Ninja Scanner and Ninja Firewall

  • Resolved fercher

    (@fercher)


    3 years ago

    Hello,
    I use Worpdpress 5.8.1. and Ninja Firewall (free) and Ninja Scanner (free).
    Ninja Scanner marks this file as corrupted:
    my_own_path/sicherheit/htninja-google.txt
    Reason: JS.generic.obfuscation.1
    If I edit the file, I see the warning:
    “Suspicious code is highlighted”, but no text is highlighted,
    but the file contains some “critical” activities.
    Thx in advance for your hints.
    Josef

Viewing 6 replies - 1 through 6 (of 6 total)
  • Plugin Author nintechnet

    (@nintechnet)

    If you edited the file, you would need to run another scan.
    The “JS.generic.obfuscation.1” signature looks for JS code such as String.fromCharCode. Do you see that in the file?

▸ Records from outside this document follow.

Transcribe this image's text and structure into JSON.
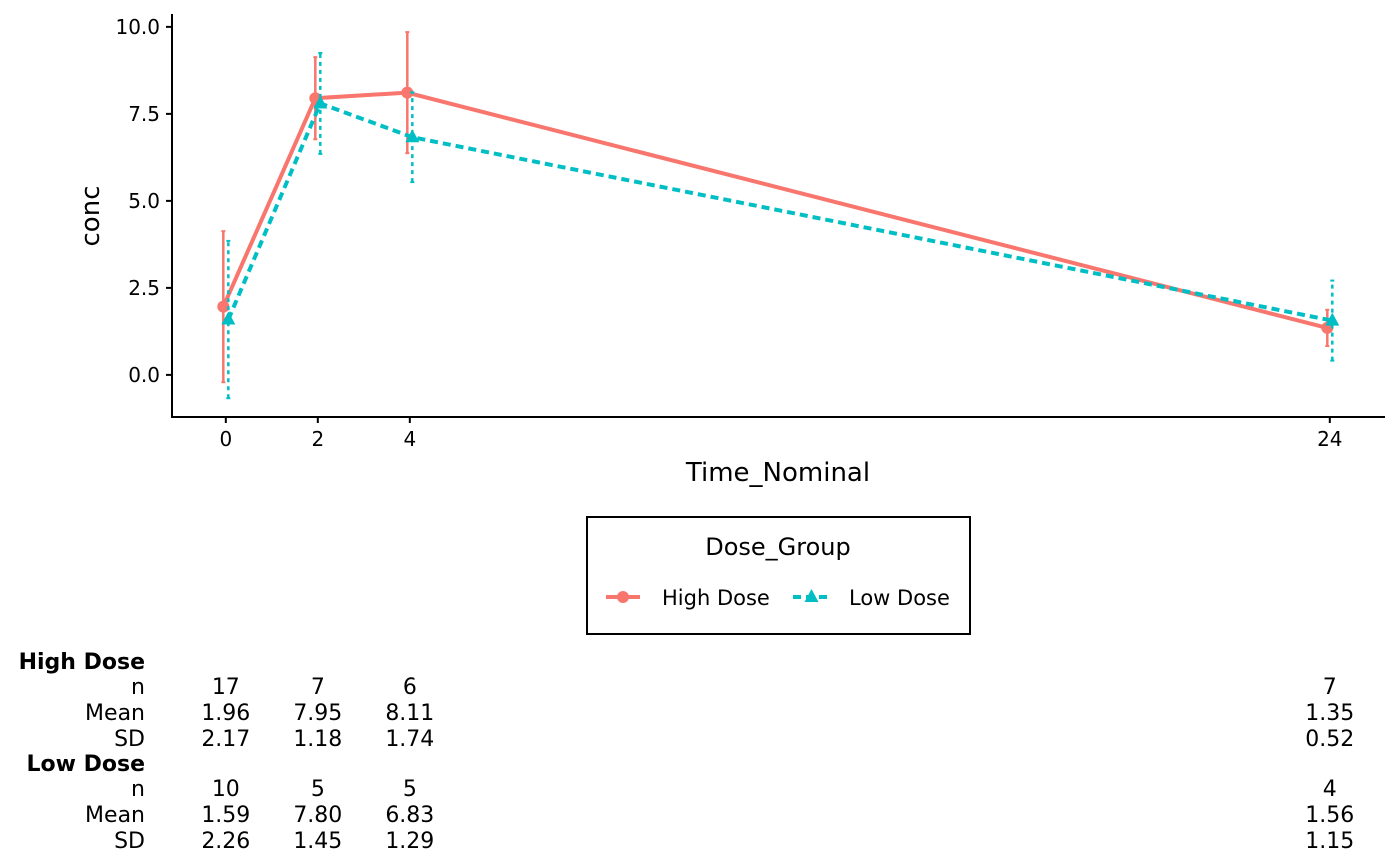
{
  "chart_data": {
    "type": "line",
    "xlabel": "Time_Nominal",
    "ylabel": "conc",
    "xlim": [
      -1.17,
      25.2
    ],
    "ylim": [
      -1.21,
      10.37
    ],
    "x_ticks": [
      0,
      2,
      4,
      24
    ],
    "x_tick_labels": [
      "0",
      "2",
      "4",
      "24"
    ],
    "y_ticks": [
      0,
      2.5,
      5,
      7.5,
      10
    ],
    "y_tick_labels": [
      "0.0",
      "2.5",
      "5.0",
      "7.5",
      "10.0"
    ],
    "grid": false,
    "legend": {
      "title": "Dose_Group",
      "placement": "bottom",
      "entries": [
        "High Dose",
        "Low Dose"
      ]
    },
    "series": [
      {
        "name": "High Dose",
        "color": "#F8766D",
        "line": "solid",
        "marker": "circle",
        "x": [
          0,
          2,
          4,
          24
        ],
        "mean": [
          1.96,
          7.95,
          8.11,
          1.35
        ],
        "sd": [
          2.17,
          1.18,
          1.74,
          0.52
        ],
        "n": [
          17,
          7,
          6,
          7
        ]
      },
      {
        "name": "Low Dose",
        "color": "#00BFC4",
        "line": "dashed",
        "marker": "triangle",
        "x": [
          0,
          2,
          4,
          24
        ],
        "mean": [
          1.59,
          7.8,
          6.83,
          1.56
        ],
        "sd": [
          2.26,
          1.45,
          1.29,
          1.15
        ],
        "n": [
          10,
          5,
          5,
          4
        ]
      }
    ],
    "table": {
      "row_labels": [
        "n",
        "Mean",
        "SD"
      ],
      "groups": [
        {
          "title": "High Dose",
          "n": [
            "17",
            "7",
            "6",
            "7"
          ],
          "Mean": [
            "1.96",
            "7.95",
            "8.11",
            "1.35"
          ],
          "SD": [
            "2.17",
            "1.18",
            "1.74",
            "0.52"
          ]
        },
        {
          "title": "Low Dose",
          "n": [
            "10",
            "5",
            "5",
            "4"
          ],
          "Mean": [
            "1.59",
            "7.80",
            "6.83",
            "1.56"
          ],
          "SD": [
            "2.26",
            "1.45",
            "1.29",
            "1.15"
          ]
        }
      ]
    }
  }
}
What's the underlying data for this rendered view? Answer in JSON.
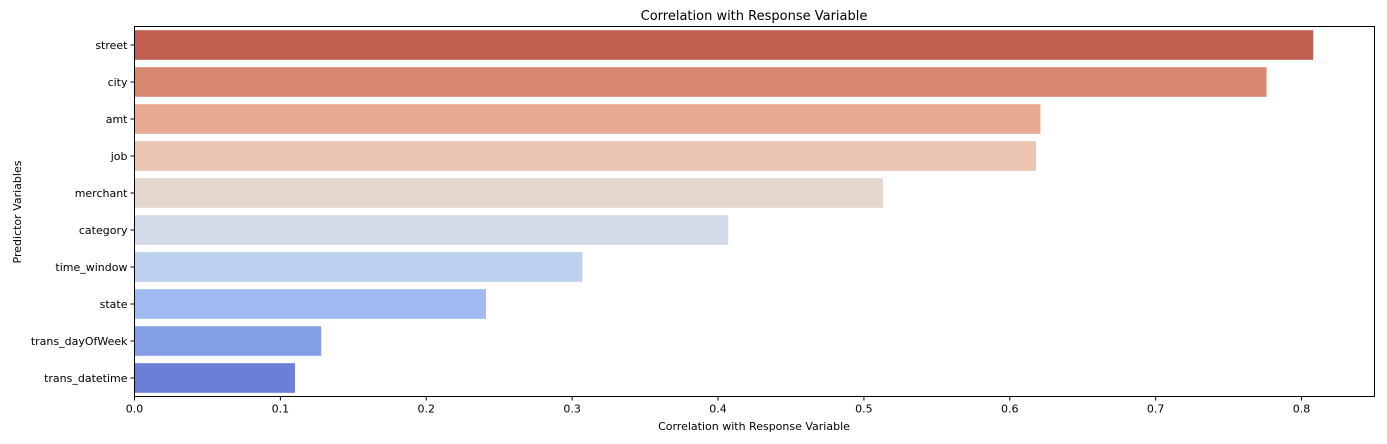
{
  "chart_data": {
    "type": "bar",
    "orientation": "horizontal",
    "title": "Correlation with Response Variable",
    "xlabel": "Correlation with Response Variable",
    "ylabel": "Predictor Variables",
    "categories": [
      "street",
      "city",
      "amt",
      "job",
      "merchant",
      "category",
      "time_window",
      "state",
      "trans_dayOfWeek",
      "trans_datetime"
    ],
    "values": [
      0.808,
      0.776,
      0.621,
      0.618,
      0.513,
      0.407,
      0.307,
      0.241,
      0.128,
      0.11
    ],
    "colors": [
      "#c25f51",
      "#da8770",
      "#e7a991",
      "#ecc4b2",
      "#e3d7ce",
      "#d3dae8",
      "#bdd0f0",
      "#a1baf2",
      "#839ee6",
      "#6a7fd5"
    ],
    "xlim": [
      0,
      0.85
    ],
    "xticks": [
      0,
      0.1,
      0.2,
      0.3,
      0.4,
      0.5,
      0.6,
      0.7,
      0.8
    ],
    "xtick_labels": [
      "0.0",
      "0.1",
      "0.2",
      "0.3",
      "0.4",
      "0.5",
      "0.6",
      "0.7",
      "0.8"
    ],
    "grid": false,
    "legend": "none"
  }
}
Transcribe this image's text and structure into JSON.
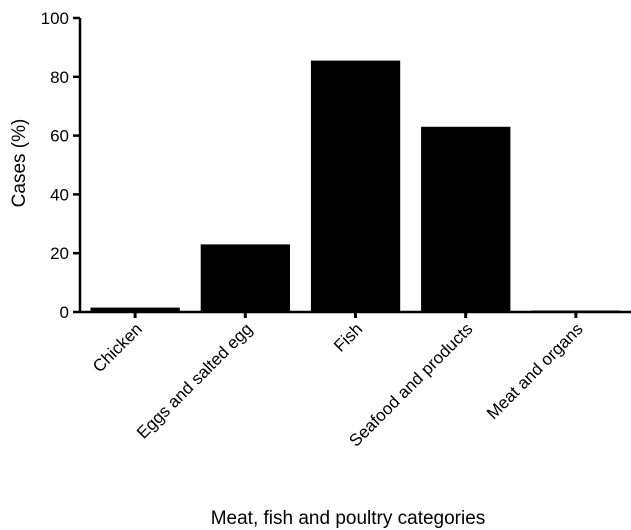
{
  "chart_data": {
    "type": "bar",
    "categories": [
      "Chicken",
      "Eggs and salted egg",
      "Fish",
      "Seafood and products",
      "Meat and organs"
    ],
    "values": [
      1.5,
      23,
      85.5,
      63,
      0.5
    ],
    "xlabel": "Meat, fish and poultry categories",
    "ylabel": "Cases (%)",
    "ylim": [
      0,
      100
    ],
    "yticks": [
      0,
      20,
      40,
      60,
      80,
      100
    ],
    "bar_color": "#000000",
    "grid": false,
    "legend": "none"
  }
}
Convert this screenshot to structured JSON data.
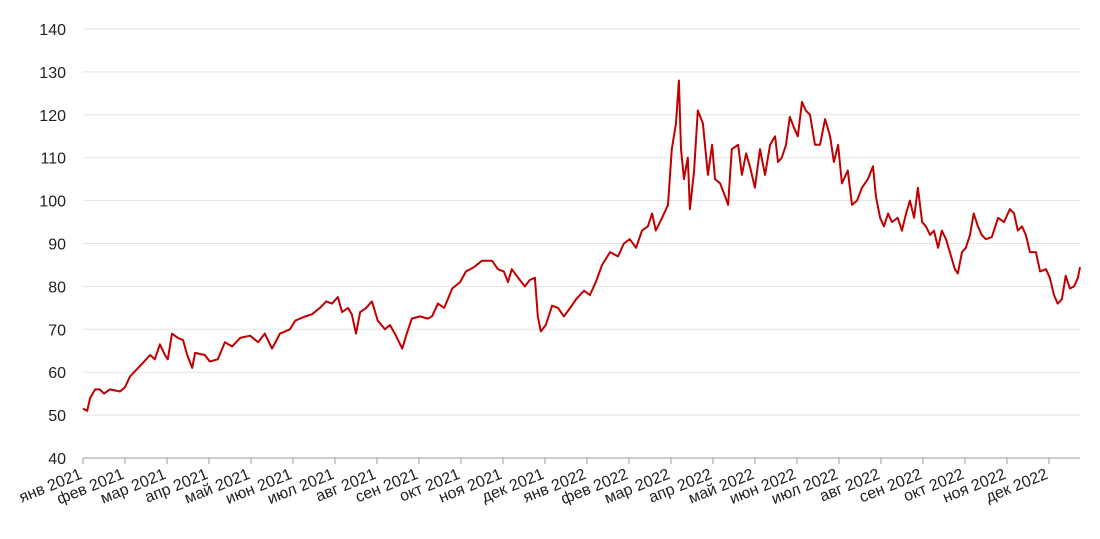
{
  "chart_data": {
    "type": "line",
    "color": "#c00000",
    "grid": true,
    "xlim": [
      0,
      23.74
    ],
    "ylim": [
      40,
      140
    ],
    "yticks": [
      40,
      50,
      60,
      70,
      80,
      90,
      100,
      110,
      120,
      130,
      140
    ],
    "xticks": [
      {
        "value": 0,
        "label": "янв 2021"
      },
      {
        "value": 1,
        "label": "фев 2021"
      },
      {
        "value": 2,
        "label": "мар 2021"
      },
      {
        "value": 3,
        "label": "апр 2021"
      },
      {
        "value": 4,
        "label": "май 2021"
      },
      {
        "value": 5,
        "label": "июн 2021"
      },
      {
        "value": 6,
        "label": "июл 2021"
      },
      {
        "value": 7,
        "label": "авг 2021"
      },
      {
        "value": 8,
        "label": "сен 2021"
      },
      {
        "value": 9,
        "label": "окт 2021"
      },
      {
        "value": 10,
        "label": "ноя 2021"
      },
      {
        "value": 11,
        "label": "дек 2021"
      },
      {
        "value": 12,
        "label": "янв 2022"
      },
      {
        "value": 13,
        "label": "фев 2022"
      },
      {
        "value": 14,
        "label": "мар 2022"
      },
      {
        "value": 15,
        "label": "апр 2022"
      },
      {
        "value": 16,
        "label": "май 2022"
      },
      {
        "value": 17,
        "label": "июн 2022"
      },
      {
        "value": 18,
        "label": "июл 2022"
      },
      {
        "value": 19,
        "label": "авг 2022"
      },
      {
        "value": 20,
        "label": "сен 2022"
      },
      {
        "value": 21,
        "label": "окт 2022"
      },
      {
        "value": 22,
        "label": "ноя 2022"
      },
      {
        "value": 23,
        "label": "дек 2022"
      }
    ],
    "x": [
      0,
      0.1,
      0.17,
      0.29,
      0.4,
      0.5,
      0.64,
      0.88,
      1,
      1.12,
      1.36,
      1.6,
      1.71,
      1.83,
      1.95,
      2.02,
      2.12,
      2.26,
      2.38,
      2.48,
      2.6,
      2.67,
      2.9,
      3.02,
      3.21,
      3.38,
      3.55,
      3.74,
      3.98,
      4.17,
      4.33,
      4.5,
      4.69,
      4.93,
      5.05,
      5.29,
      5.45,
      5.64,
      5.79,
      5.93,
      6.07,
      6.17,
      6.31,
      6.4,
      6.5,
      6.6,
      6.74,
      6.88,
      7.02,
      7.19,
      7.31,
      7.45,
      7.6,
      7.71,
      7.83,
      8.02,
      8.21,
      8.31,
      8.45,
      8.6,
      8.79,
      8.98,
      9.12,
      9.31,
      9.5,
      9.74,
      9.88,
      10.02,
      10.12,
      10.21,
      10.36,
      10.52,
      10.64,
      10.76,
      10.83,
      10.9,
      11.02,
      11.17,
      11.31,
      11.45,
      11.6,
      11.74,
      11.93,
      12.07,
      12.21,
      12.36,
      12.55,
      12.74,
      12.88,
      13.02,
      13.17,
      13.31,
      13.45,
      13.55,
      13.64,
      13.79,
      13.93,
      14.02,
      14.12,
      14.19,
      14.24,
      14.31,
      14.4,
      14.45,
      14.55,
      14.64,
      14.76,
      14.88,
      14.98,
      15.05,
      15.17,
      15.29,
      15.36,
      15.45,
      15.6,
      15.69,
      15.79,
      15.88,
      16,
      16.12,
      16.24,
      16.36,
      16.48,
      16.55,
      16.64,
      16.74,
      16.83,
      16.93,
      17.02,
      17.12,
      17.21,
      17.31,
      17.43,
      17.55,
      17.67,
      17.79,
      17.88,
      17.98,
      18.07,
      18.21,
      18.31,
      18.43,
      18.55,
      18.69,
      18.81,
      18.88,
      18.98,
      19.07,
      19.17,
      19.26,
      19.4,
      19.5,
      19.6,
      19.69,
      19.79,
      19.88,
      19.98,
      20.07,
      20.17,
      20.26,
      20.36,
      20.45,
      20.55,
      20.64,
      20.76,
      20.83,
      20.93,
      21.02,
      21.12,
      21.21,
      21.31,
      21.4,
      21.5,
      21.64,
      21.79,
      21.93,
      22.07,
      22.17,
      22.26,
      22.36,
      22.45,
      22.55,
      22.69,
      22.79,
      22.93,
      23.02,
      23.12,
      23.21,
      23.31,
      23.4,
      23.5,
      23.6,
      23.69,
      23.74
    ],
    "values": [
      51.5,
      51,
      54,
      56,
      56,
      55,
      56,
      55.5,
      56.5,
      59,
      61.5,
      64,
      63,
      66.5,
      64,
      63,
      69,
      68,
      67.5,
      64,
      61,
      64.5,
      64,
      62.5,
      63,
      67,
      66,
      68,
      68.5,
      67,
      69,
      65.5,
      69,
      70,
      72,
      73,
      73.5,
      75,
      76.5,
      76,
      77.5,
      74,
      75,
      73.5,
      69,
      74,
      75,
      76.5,
      72,
      70,
      71,
      68.5,
      65.5,
      69,
      72.5,
      73,
      72.5,
      73,
      76,
      75,
      79.5,
      81,
      83.5,
      84.5,
      86,
      86,
      84,
      83.5,
      81,
      84,
      82,
      80,
      81.5,
      82,
      73,
      69.5,
      71,
      75.5,
      75,
      73,
      75,
      77,
      79,
      78,
      81,
      85,
      88,
      87,
      90,
      91,
      89,
      93,
      94,
      97,
      93,
      96,
      99,
      112,
      118,
      128,
      112,
      105,
      110,
      98,
      107,
      121,
      118,
      106,
      113,
      105,
      104,
      101,
      99,
      112,
      113,
      106,
      111,
      108,
      103,
      112,
      106,
      113,
      115,
      109,
      110,
      113,
      119.5,
      117,
      115,
      123,
      121,
      120,
      113,
      113,
      119,
      115,
      109,
      113,
      104,
      107,
      99,
      100,
      103,
      105,
      108,
      101,
      96,
      94,
      97,
      95,
      96,
      93,
      97,
      100,
      96,
      103,
      95,
      94,
      92,
      93,
      89,
      93,
      91,
      88,
      84,
      83,
      88,
      89,
      92,
      97,
      94,
      92,
      91,
      91.5,
      96,
      95,
      98,
      97,
      93,
      94,
      92,
      88,
      88,
      83.5,
      84,
      82,
      78,
      76,
      77,
      82.5,
      79.5,
      80,
      82,
      84.5
    ]
  }
}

    Thread Starter fercher

    (@fercher)

    Yes, I see it in some lines, for example:
    29/Jun/19 12:52:25 #6615384 CRITICAL 115 35.197.206.142 POST /index.php – Cross-site scripting – [POST:wp-piwik = manually <script async=true type=text/javascript language=javascript>var nt = String.fromCharCode(98, 122);var mb = String.fromCharCode(97, 106, 97, 120, 67, 111, 117, 110, 116, 101,…] – netzjahre.com

    Such lines where listed before and after another scan, too.

    Thread Starter fercher

    (@fercher)

    “String.fromCharCode(97, 106, 97, 120, 67, 111, 117,”
    is highlited as suspicious in the new scan.

    Plugin Author nintechnet

    (@nintechnet)

    It is definitely an hacking attempt. Someone’s trying to inject rogue JS code.

    Anonymous User 17880307

    (@anonymized-17880307)

    @nintechnet I think there is no real hacking attempt here since a static file is the culprit.

    See https://netzjahre.com/sicherheit/htninja-google.txt

    @fercher maybe you forgot that this old static file is there. You can safely ignore it.

    Plugin Author nintechnet

    (@nintechnet)

    Yes, it’s an old NinjaFirewall log; it’s harmless and can be deleted.

Viewing 6 replies - 1 through 6 (of 6 total)
  • The topic ‘Ninja Scanner and Ninja Firewall’ is closed to new replies.